LFNO: Bridging Laplace and Fourier via Transient-Steady Decomposition
Summary
The Laplace-Fourier Neural Operator (LFNO), introduced on 2026-05-29, is a unified framework for modeling dynamical systems across transient and steady-state regimes. It integrates Laplace and Fourier Neural Operators' spectral advantages via a dual-branch architecture, explicitly decomposing system dynamics into transient and steady-state components. LFNO was evaluated on nine benchmarks, including three ODE systems (e.g., Duffing, Lorenz) and six PDE systems (e.g., Euler-Bernoulli beam, Heat, Navier-Stokes). It significantly outperforms existing operators on ODEs, consistently surpasses LNO, and achieves performance competitive with FNO on PDE benchmarks. This framework offers improved stability and physical interpretability.
Key takeaway
For AI Scientists and Machine Learning Engineers modeling complex dynamical systems, LFNO offers a robust and unified approach. You should consider LFNO for applications requiring accurate analysis of both transient and steady-state behaviors, particularly for ODEs where it shows significant performance gains.
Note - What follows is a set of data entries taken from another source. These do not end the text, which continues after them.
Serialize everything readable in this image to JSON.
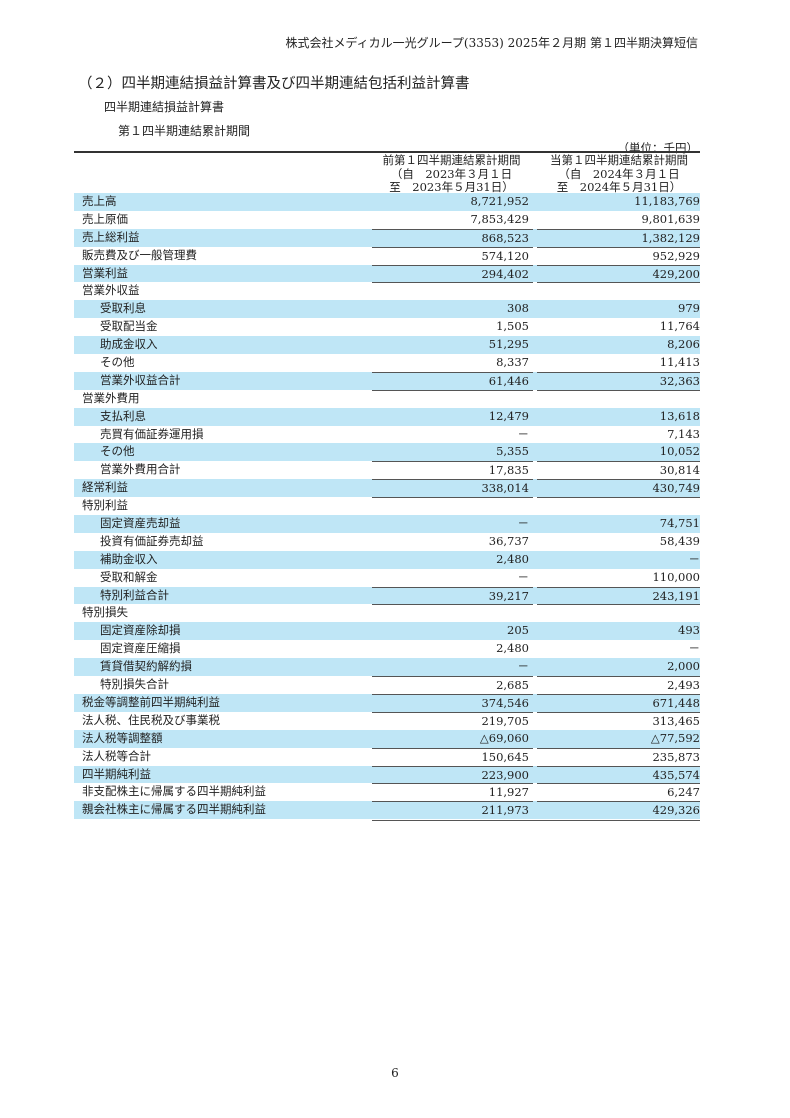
{
  "header": "株式会社メディカル一光グループ(3353) 2025年２月期 第１四半期決算短信",
  "section_title": "（２）四半期連結損益計算書及び四半期連結包括利益計算書",
  "subtitle": "四半期連結損益計算書",
  "period_title": "第１四半期連結累計期間",
  "unit": "（単位：千円）",
  "columns": [
    {
      "line1": "前第１四半期連結累計期間",
      "line2": "（自　2023年３月１日",
      "line3": "至　2023年５月31日）"
    },
    {
      "line1": "当第１四半期連結累計期間",
      "line2": "（自　2024年３月１日",
      "line3": "至　2024年５月31日）"
    }
  ],
  "rows": [
    {
      "label": "売上高",
      "prev": "8,721,952",
      "curr": "11,183,769",
      "indent": false
    },
    {
      "label": "売上原価",
      "prev": "7,853,429",
      "curr": "9,801,639",
      "indent": false
    },
    {
      "label": "売上総利益",
      "prev": "868,523",
      "curr": "1,382,129",
      "indent": false
    },
    {
      "label": "販売費及び一般管理費",
      "prev": "574,120",
      "curr": "952,929",
      "indent": false
    },
    {
      "label": "営業利益",
      "prev": "294,402",
      "curr": "429,200",
      "indent": false
    },
    {
      "label": "営業外収益",
      "prev": "",
      "curr": "",
      "indent": false
    },
    {
      "label": "受取利息",
      "prev": "308",
      "curr": "979",
      "indent": true
    },
    {
      "label": "受取配当金",
      "prev": "1,505",
      "curr": "11,764",
      "indent": true
    },
    {
      "label": "助成金収入",
      "prev": "51,295",
      "curr": "8,206",
      "indent": true
    },
    {
      "label": "その他",
      "prev": "8,337",
      "curr": "11,413",
      "indent": true
    },
    {
      "label": "営業外収益合計",
      "prev": "61,446",
      "curr": "32,363",
      "indent": true
    },
    {
      "label": "営業外費用",
      "prev": "",
      "curr": "",
      "indent": false
    },
    {
      "label": "支払利息",
      "prev": "12,479",
      "curr": "13,618",
      "indent": true
    },
    {
      "label": "売買有価証券運用損",
      "prev": "－",
      "curr": "7,143",
      "indent": true
    },
    {
      "label": "その他",
      "prev": "5,355",
      "curr": "10,052",
      "indent": true
    },
    {
      "label": "営業外費用合計",
      "prev": "17,835",
      "curr": "30,814",
      "indent": true
    },
    {
      "label": "経常利益",
      "prev": "338,014",
      "curr": "430,749",
      "indent": false
    },
    {
      "label": "特別利益",
      "prev": "",
      "curr": "",
      "indent": false
    },
    {
      "label": "固定資産売却益",
      "prev": "－",
      "curr": "74,751",
      "indent": true
    },
    {
      "label": "投資有価証券売却益",
      "prev": "36,737",
      "curr": "58,439",
      "indent": true
    },
    {
      "label": "補助金収入",
      "prev": "2,480",
      "curr": "－",
      "indent": true
    },
    {
      "label": "受取和解金",
      "prev": "－",
      "curr": "110,000",
      "indent": true
    },
    {
      "label": "特別利益合計",
      "prev": "39,217",
      "curr": "243,191",
      "indent": true
    },
    {
      "label": "特別損失",
      "prev": "",
      "curr": "",
      "indent": false
    },
    {
      "label": "固定資産除却損",
      "prev": "205",
      "curr": "493",
      "indent": true
    },
    {
      "label": "固定資産圧縮損",
      "prev": "2,480",
      "curr": "－",
      "indent": true
    },
    {
      "label": "賃貸借契約解約損",
      "prev": "－",
      "curr": "2,000",
      "indent": true
    },
    {
      "label": "特別損失合計",
      "prev": "2,685",
      "curr": "2,493",
      "indent": true
    },
    {
      "label": "税金等調整前四半期純利益",
      "prev": "374,546",
      "curr": "671,448",
      "indent": false
    },
    {
      "label": "法人税、住民税及び事業税",
      "prev": "219,705",
      "curr": "313,465",
      "indent": false
    },
    {
      "label": "法人税等調整額",
      "prev": "△69,060",
      "curr": "△77,592",
      "indent": false
    },
    {
      "label": "法人税等合計",
      "prev": "150,645",
      "curr": "235,873",
      "indent": false
    },
    {
      "label": "四半期純利益",
      "prev": "223,900",
      "curr": "435,574",
      "indent": false
    },
    {
      "label": "非支配株主に帰属する四半期純利益",
      "prev": "11,927",
      "curr": "6,247",
      "indent": false
    },
    {
      "label": "親会社株主に帰属する四半期純利益",
      "prev": "211,973",
      "curr": "429,326",
      "indent": false
    }
  ],
  "row_highlight_color": "#bfe6f6",
  "page_number": "6"
}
This framework provides improved stability and physical interpretability, streamlining the development of more reliable system models.
Key insights
LFNO unifies Laplace and Fourier operators to model dynamical systems across transient and steady-state regimes.
Principles
- Decompose dynamics into transient and steady-state.
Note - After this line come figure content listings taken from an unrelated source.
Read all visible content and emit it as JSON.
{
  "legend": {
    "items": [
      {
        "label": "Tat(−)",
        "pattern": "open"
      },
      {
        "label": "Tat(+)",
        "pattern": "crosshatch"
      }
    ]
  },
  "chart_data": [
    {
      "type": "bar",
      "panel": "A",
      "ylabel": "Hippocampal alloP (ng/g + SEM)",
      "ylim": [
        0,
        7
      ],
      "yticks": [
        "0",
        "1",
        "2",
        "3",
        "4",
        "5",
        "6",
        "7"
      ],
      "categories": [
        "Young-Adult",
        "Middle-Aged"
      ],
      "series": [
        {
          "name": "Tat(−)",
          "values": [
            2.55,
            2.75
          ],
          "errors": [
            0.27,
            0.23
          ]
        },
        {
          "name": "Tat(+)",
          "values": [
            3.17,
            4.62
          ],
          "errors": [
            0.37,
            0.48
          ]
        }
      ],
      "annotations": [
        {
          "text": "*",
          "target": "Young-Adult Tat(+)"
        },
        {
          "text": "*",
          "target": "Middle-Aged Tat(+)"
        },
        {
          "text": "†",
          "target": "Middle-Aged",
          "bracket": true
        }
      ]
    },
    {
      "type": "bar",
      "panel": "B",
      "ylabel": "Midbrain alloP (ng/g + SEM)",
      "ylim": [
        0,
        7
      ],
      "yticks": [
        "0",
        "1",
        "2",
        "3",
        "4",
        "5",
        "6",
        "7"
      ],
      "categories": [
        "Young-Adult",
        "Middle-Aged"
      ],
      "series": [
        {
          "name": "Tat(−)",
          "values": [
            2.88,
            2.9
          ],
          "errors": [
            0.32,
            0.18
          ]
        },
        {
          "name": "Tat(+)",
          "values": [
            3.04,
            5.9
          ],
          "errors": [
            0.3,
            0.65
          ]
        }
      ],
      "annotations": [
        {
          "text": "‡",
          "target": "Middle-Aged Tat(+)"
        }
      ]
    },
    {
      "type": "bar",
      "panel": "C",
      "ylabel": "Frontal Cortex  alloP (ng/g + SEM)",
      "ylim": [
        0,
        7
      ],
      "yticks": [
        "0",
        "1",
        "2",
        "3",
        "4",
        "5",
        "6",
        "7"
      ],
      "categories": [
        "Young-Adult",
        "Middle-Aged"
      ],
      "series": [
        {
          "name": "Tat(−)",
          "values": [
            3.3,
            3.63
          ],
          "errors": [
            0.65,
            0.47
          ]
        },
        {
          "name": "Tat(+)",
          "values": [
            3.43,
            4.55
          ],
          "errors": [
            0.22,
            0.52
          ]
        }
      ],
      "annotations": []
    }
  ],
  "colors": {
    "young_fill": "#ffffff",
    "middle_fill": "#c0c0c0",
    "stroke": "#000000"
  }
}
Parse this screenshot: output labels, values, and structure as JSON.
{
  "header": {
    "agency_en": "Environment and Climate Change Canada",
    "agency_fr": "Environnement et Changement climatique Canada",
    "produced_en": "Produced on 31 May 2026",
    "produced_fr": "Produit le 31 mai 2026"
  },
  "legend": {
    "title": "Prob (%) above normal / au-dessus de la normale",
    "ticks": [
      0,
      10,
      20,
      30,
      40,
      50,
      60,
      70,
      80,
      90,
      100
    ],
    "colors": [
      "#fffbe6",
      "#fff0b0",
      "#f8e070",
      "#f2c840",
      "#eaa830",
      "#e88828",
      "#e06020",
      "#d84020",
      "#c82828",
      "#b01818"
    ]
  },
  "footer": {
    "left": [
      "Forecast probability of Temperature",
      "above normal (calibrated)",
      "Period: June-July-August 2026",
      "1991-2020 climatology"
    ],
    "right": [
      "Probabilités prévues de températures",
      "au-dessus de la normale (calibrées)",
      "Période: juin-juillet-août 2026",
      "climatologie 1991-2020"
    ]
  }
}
- Integrate Laplace and Fourier spectral advantages.
- Employ a dual-branch architecture.
Method
LFNO uses a dual-branch architecture to explicitly decompose system dynamics into transient and steady-state components, integrating Laplace and Fourier Neural Operators for comprehensive modeling.
In practice
- Model ODE systems with dominant transient dynamics.
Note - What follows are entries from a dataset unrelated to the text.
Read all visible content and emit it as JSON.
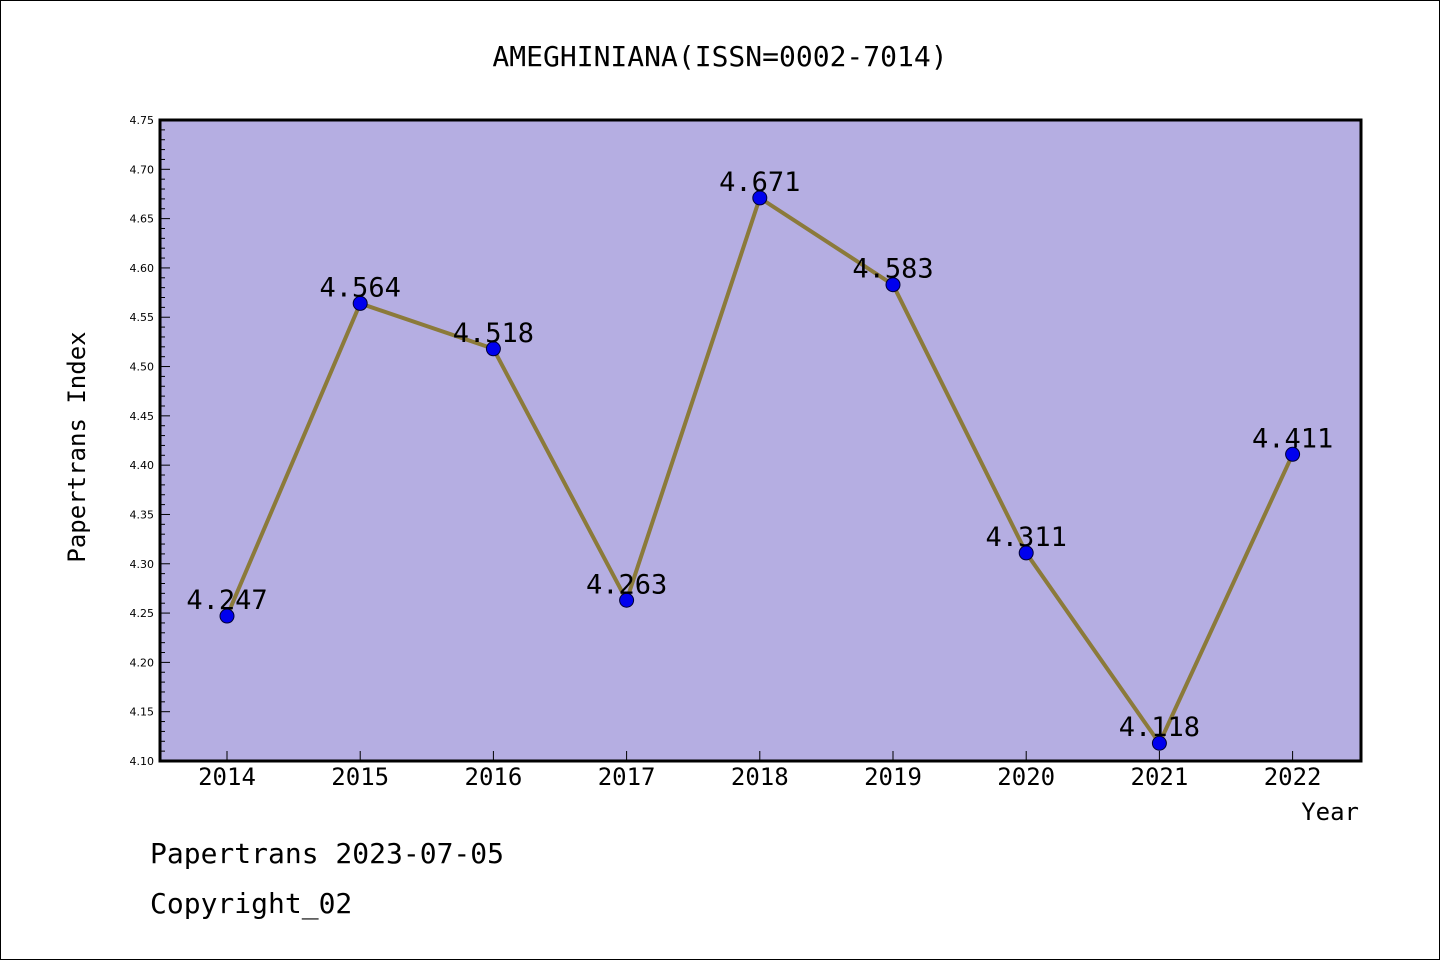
{
  "chart_data": {
    "type": "line",
    "title": "AMEGHINIANA(ISSN=0002-7014)",
    "xlabel": "Year",
    "ylabel": "Papertrans Index",
    "x": [
      "2014",
      "2015",
      "2016",
      "2017",
      "2018",
      "2019",
      "2020",
      "2021",
      "2022"
    ],
    "values": [
      4.247,
      4.564,
      4.518,
      4.263,
      4.671,
      4.583,
      4.311,
      4.118,
      4.411
    ],
    "data_labels": [
      "4.247",
      "4.564",
      "4.518",
      "4.263",
      "4.671",
      "4.583",
      "4.311",
      "4.118",
      "4.411"
    ],
    "ylim": [
      4.1,
      4.75
    ],
    "yticks": [
      "4.10",
      "4.15",
      "4.20",
      "4.25",
      "4.30",
      "4.35",
      "4.40",
      "4.45",
      "4.50",
      "4.55",
      "4.60",
      "4.65",
      "4.70",
      "4.75"
    ],
    "grid": false,
    "colors": {
      "plot_background": "#b5aee2",
      "line": "#8b7a3a",
      "marker": "#0000ee"
    }
  },
  "footer": {
    "line1": "Papertrans 2023-07-05",
    "line2": "Copyright_02"
  }
}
- Achieve competitive performance on PDE benchmarks.
- Enhance stability and physical interpretability.
Topics
- Laplace-Fourier Neural Operator
- Dynamical Systems
- Neural Operators
- Transient Dynamics
- Steady-State Dynamics
- ODE Systems
- PDE Systems
Best for: AI Scientist, Machine Learning Engineer, Research Scientist
Related on AIssential
Editorial summary, takeaway, and curation by AIssential. Original article published by Machine Learning.